Я никак не могу одобрить полного уподобления испанскому театру. У великолепного Кальдерона столько условности, что непредвзятому наблюдателю трудно разглядеть огромный талант поэта сквозь театральный этикет. И если что-нибудь такое показывают публике, — значит, заранее предполагают в ней добрую волю и склонность предаться совершенно чуждому ей, получать удовольствие от иноземного смысла, тона и ритма и на время выпасть из всего, что ей под стать.
Йорик-Стерн — остроумнейший из всех бывших когда-либо остроумцев; читая его, сразу чувствуешь себя свободным и прекрасным; его юмор неподражаем, а ведь не всякий юмор освобождает душу.
«Чистота небес и мера — это Музы с Аполлоном».
«Зрение — самое благородное из внешних чувств.

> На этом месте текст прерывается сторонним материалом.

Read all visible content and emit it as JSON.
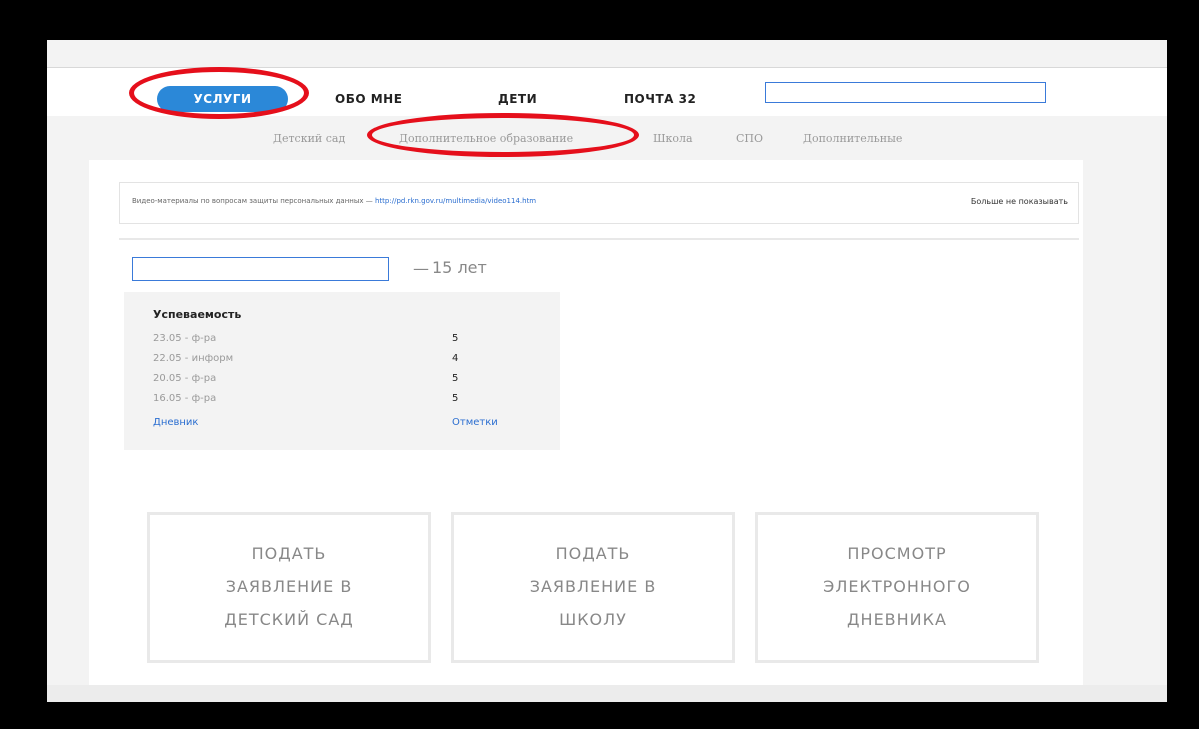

Четыре других чувства просвещают нас только через посредство прикасающихся органов: мы слышим, ощущаем, обоняем и осязаем все благодаря прикосновению; зрение же стоит неизмеримо выше, оно утончается, превозмогая материю и приближаясь к духовным способностям».
«Если бы мы ставили себя на чужое место, то исчезли бы ревность и ненависть, которые мы часто испытываем к другим; а если бы мы ставили других на свое место, то у нас поубавилось бы гордости и самомнения».
«Раздумье и деянье кто-то сравнил с Рахилью и Лией: первая была более прекрасна, вторая — более плодовита».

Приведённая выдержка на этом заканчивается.